Cloudfuse Stream is a feature which helps support reading and writing large files that will not fit in the file cache on the local disk. It also provides performance optimization for scenarios where only small portions of a file are accessed since the file does not have to be downloaded in full before reading or writing to it. It supports the following modes

  1. File-Handle based Caching

    • Separate file handles have separate buffers irrespective of whether or not they point to the same file
    • Ideal for scenarios where multiple handles are reading from different parts of a file
    • Not recommended to be used for multiple writer or single writer multiple reader scenarios
    • If writing through multiple handles, the last handle closed will win and may not persist writes from previously closed handles if their data buffers overlap
    • If writing on one handle, modified data will only be visible by handles opened after the writer handle closes.
  2. File-Name based Caching

    • Separate file handles pointing to the same file share buffers
    • Ideal for scenarios where multiple handles are reading from close by parts of a file and multiple writer or single writer multiple reader

Enable Stream

To enable stream, first specify stream under the components sequence between libfuse and attr_cache.
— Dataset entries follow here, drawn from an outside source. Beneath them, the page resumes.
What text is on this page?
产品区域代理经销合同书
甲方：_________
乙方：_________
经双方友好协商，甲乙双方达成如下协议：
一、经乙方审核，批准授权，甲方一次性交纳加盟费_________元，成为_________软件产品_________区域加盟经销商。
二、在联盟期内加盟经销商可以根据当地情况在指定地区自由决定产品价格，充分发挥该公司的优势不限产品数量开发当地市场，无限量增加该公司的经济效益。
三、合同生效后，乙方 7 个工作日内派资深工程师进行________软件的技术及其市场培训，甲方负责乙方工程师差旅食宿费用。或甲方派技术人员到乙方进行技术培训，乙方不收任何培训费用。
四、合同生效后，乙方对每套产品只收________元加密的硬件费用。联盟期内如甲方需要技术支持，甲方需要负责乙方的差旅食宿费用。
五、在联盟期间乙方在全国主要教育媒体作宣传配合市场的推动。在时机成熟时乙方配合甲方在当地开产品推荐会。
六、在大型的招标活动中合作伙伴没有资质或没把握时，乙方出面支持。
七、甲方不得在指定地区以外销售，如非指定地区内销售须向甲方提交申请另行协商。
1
Note 'stream', block_cache, and 'file_cache' currently can not co-exist.

components:
  - libfuse
  - stream
  - attr_cache
  - azstorage

or

components:
  - libfuse
  - stream
  - attr_cache
  - s3storage

The different configuration options for stream are,

  • block-size-mb: 16: Integer parameter that specifies the size of each block to be cached in memory (in MB). When using S3 storage, the parameter part-size-mb in s3storage should be set to the same value as this one.
  • max-buffers: 16: Integer parameter that specifies the total number of buffers to be cached in memory (in MB).
  • buffer-size-mb: 16: Integer parameter that specifies the size of each buffer to be cached in memory (in MB).
  • file-caching: true|false: Boolean parameter to specify file name based caching. Default is false which specifies file handle based caching.

Sample Config

After adding the components, add the following section to your Cloudfuse config file. The following example enables Cloudfuse to use up to 64 * 128 MB of memory to cache data buffers with file handle based caching

stream:
  block-size-mb: 64
  max-buffers: 128
  buffer-size-mb: 64
  file-caching: false

Disable Caching

To disable caching and stream straight from S3 or Azure Storage, set all stream buffer configuration options to 0.